Tītokowaru's war

Page 1 – Introduction

In the winter of 1868, a third Taranaki war broke out when the Ngāti Ruanui leader Riwha Tītokowaru led a campaign against the confiscation of Māori land. Despite being heavily outnumbered, the former Methodist lay preacher won several stunning victories that almost brought the colony to its knees. In February 1869 – at the height of his success – his army fell apart overnight. He had suffered a loss of mana, perhaps through committing adultery with the wife of one of his chiefs.

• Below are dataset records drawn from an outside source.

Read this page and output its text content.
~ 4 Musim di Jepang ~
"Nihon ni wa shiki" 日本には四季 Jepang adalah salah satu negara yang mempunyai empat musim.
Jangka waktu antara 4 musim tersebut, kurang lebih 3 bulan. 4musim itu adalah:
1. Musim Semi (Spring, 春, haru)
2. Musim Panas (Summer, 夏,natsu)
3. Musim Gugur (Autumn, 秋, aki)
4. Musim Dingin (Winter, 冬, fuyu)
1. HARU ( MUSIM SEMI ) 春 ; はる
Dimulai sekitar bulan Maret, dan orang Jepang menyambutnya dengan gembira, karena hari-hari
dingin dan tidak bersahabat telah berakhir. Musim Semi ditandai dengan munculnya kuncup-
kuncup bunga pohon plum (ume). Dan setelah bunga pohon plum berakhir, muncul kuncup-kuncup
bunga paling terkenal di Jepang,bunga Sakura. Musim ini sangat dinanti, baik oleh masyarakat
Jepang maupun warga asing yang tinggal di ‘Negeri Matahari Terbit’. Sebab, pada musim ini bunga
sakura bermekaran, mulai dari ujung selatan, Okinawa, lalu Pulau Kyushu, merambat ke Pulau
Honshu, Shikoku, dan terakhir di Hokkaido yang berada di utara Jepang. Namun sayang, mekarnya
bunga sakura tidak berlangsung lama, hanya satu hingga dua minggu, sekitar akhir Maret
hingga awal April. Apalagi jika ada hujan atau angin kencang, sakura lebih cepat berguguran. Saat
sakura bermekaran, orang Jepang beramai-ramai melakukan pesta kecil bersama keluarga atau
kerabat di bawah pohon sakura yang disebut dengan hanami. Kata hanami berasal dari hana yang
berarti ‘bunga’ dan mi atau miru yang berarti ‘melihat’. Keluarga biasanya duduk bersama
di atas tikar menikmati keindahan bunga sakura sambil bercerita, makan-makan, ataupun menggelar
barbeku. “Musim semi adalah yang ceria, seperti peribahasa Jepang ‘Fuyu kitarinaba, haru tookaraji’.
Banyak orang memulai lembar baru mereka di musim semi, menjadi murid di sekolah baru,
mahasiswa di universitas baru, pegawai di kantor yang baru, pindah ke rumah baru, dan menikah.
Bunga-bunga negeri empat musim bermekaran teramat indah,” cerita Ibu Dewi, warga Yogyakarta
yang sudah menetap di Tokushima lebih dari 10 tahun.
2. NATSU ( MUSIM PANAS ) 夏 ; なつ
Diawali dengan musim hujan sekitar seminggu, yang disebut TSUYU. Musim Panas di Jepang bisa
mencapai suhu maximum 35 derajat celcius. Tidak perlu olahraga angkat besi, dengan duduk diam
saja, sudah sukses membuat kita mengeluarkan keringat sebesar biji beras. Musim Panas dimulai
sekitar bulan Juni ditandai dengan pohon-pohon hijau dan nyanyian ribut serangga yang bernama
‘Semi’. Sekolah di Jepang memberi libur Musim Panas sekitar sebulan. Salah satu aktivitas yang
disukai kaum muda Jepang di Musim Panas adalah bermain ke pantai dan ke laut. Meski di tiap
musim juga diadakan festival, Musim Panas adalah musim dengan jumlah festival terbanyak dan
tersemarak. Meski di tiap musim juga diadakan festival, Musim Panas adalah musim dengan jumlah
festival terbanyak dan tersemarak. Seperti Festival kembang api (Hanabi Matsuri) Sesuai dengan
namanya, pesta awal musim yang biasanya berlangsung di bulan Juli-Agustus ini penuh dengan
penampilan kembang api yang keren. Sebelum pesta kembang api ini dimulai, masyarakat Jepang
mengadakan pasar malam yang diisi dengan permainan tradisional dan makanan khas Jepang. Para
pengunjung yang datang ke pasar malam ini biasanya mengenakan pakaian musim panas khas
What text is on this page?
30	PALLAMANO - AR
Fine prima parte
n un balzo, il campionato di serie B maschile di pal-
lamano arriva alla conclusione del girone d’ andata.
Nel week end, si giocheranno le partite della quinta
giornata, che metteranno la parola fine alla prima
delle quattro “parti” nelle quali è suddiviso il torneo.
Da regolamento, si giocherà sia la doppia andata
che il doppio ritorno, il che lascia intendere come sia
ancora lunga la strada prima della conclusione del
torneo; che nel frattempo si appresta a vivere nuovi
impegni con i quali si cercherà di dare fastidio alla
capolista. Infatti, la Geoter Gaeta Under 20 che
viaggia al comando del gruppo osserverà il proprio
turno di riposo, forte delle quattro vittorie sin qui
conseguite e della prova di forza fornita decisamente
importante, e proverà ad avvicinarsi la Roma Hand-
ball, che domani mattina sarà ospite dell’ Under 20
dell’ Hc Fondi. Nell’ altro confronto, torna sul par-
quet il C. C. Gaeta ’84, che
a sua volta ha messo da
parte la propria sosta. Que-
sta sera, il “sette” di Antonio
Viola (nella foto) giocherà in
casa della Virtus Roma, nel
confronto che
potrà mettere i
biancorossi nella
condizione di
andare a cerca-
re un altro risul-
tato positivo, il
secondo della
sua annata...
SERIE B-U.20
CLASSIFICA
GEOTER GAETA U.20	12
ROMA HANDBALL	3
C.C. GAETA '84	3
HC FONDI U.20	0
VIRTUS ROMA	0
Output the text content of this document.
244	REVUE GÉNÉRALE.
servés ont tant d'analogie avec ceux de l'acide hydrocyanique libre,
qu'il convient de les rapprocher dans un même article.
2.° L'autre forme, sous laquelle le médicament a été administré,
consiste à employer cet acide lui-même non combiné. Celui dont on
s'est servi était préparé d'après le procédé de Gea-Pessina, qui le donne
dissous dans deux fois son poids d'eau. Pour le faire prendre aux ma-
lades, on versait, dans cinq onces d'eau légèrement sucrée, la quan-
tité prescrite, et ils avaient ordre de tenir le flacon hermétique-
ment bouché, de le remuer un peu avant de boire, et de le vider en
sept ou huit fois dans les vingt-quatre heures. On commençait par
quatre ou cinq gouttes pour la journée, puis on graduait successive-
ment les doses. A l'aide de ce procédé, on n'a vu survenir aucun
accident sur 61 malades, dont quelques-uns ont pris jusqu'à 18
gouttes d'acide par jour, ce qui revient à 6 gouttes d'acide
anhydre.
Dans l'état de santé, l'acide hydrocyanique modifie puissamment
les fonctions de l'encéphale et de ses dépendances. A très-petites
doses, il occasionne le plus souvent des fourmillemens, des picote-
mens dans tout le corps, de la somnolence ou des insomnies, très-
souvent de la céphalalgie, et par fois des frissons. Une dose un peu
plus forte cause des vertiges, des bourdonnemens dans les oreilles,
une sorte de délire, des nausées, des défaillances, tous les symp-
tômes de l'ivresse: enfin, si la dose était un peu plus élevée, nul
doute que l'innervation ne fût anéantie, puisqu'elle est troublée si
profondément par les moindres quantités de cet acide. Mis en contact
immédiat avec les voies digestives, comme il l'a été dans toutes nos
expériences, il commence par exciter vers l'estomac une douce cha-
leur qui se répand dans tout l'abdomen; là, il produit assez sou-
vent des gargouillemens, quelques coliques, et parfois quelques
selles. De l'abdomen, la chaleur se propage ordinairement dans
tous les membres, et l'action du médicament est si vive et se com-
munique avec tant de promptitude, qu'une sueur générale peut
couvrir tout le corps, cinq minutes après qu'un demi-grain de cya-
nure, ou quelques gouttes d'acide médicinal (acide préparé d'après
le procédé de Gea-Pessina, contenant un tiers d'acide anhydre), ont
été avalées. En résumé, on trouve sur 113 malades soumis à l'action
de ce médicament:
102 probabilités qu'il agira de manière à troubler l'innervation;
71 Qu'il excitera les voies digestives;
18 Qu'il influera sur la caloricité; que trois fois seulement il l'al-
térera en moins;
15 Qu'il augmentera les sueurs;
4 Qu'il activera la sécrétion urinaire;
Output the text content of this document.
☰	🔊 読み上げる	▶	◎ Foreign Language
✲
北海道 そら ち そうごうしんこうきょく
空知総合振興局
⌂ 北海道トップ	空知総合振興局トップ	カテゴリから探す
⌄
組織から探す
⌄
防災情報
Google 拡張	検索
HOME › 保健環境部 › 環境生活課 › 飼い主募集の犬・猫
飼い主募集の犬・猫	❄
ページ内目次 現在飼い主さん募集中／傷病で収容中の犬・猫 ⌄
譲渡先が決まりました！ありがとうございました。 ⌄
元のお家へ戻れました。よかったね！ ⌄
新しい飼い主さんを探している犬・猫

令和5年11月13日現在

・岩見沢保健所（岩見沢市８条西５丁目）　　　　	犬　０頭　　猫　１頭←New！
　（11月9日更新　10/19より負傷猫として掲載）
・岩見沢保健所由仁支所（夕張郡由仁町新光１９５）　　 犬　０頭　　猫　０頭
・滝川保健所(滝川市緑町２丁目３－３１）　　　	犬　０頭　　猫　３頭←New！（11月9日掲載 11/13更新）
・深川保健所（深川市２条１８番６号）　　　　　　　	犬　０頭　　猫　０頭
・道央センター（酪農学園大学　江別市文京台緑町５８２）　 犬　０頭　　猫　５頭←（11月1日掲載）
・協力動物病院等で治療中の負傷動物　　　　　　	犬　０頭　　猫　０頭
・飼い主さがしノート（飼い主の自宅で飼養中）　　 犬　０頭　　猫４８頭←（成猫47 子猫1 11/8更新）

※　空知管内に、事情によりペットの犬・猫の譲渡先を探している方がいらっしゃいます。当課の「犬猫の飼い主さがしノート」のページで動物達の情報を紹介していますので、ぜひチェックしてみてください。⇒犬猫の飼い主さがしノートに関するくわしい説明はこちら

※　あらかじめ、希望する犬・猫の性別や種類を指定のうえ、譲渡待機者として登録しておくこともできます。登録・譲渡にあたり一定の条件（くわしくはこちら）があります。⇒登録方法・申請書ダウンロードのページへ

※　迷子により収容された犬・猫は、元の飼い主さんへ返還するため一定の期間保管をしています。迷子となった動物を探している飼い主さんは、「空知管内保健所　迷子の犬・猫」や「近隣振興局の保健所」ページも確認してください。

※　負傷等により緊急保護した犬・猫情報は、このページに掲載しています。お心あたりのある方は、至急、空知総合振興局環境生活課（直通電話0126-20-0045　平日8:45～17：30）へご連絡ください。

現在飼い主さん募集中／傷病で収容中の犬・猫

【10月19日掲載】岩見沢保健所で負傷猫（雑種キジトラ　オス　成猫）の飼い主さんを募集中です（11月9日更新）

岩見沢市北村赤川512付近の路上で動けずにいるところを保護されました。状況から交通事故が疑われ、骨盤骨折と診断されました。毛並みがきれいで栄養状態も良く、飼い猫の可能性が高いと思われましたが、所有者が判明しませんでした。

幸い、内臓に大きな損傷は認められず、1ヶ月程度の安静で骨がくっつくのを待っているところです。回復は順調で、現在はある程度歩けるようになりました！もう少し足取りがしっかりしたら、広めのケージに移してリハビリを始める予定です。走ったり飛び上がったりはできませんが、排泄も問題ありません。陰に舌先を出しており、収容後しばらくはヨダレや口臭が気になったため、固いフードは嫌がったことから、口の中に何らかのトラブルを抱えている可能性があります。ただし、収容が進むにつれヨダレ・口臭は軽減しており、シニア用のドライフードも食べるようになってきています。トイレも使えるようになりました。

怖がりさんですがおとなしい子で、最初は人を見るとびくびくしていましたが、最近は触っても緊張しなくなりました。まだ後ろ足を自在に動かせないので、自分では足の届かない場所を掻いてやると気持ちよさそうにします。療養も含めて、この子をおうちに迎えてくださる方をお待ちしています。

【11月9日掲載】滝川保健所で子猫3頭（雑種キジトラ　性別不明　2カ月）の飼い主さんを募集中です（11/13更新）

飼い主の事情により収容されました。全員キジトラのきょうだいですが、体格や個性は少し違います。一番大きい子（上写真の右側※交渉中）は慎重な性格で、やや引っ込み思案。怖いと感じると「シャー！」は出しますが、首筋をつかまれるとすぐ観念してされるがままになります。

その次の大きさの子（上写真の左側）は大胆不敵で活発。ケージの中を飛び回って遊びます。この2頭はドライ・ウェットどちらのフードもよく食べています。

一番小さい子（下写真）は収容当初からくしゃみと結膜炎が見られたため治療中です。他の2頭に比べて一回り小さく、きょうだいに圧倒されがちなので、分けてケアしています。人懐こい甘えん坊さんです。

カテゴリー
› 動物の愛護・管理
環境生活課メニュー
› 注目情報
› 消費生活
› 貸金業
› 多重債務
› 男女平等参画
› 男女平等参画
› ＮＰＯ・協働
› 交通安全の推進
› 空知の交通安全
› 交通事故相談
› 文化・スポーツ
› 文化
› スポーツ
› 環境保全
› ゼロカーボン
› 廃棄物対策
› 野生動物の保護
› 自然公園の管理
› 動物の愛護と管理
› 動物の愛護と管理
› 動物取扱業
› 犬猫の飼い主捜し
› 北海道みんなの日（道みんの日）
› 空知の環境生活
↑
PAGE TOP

Tītokowaru re-emerged as a strong supporter of the pacifist prophets Te Whiti-o-Rongomai and Tohu Kākahi at Parihaka, where he helped to organise a campaign of non-violent resistance to ‘creeping confiscation’ in 1878. Following the government’s invasion of Parihaka in 1881, Tītokowaru was imprisoned. Released in 1882, he remained committed to peace while continuing to oppose confiscation. He died in 1888.

In the 1980s, James Belich argued that Tītokowaru’s war had become a ‘dark secret’ of New Zealand history, ‘forgotten by the Pākehā as a child forgets a nightmare’. For Belich, Tītokowaru was ‘arguably the best general New Zealand has ever produced’.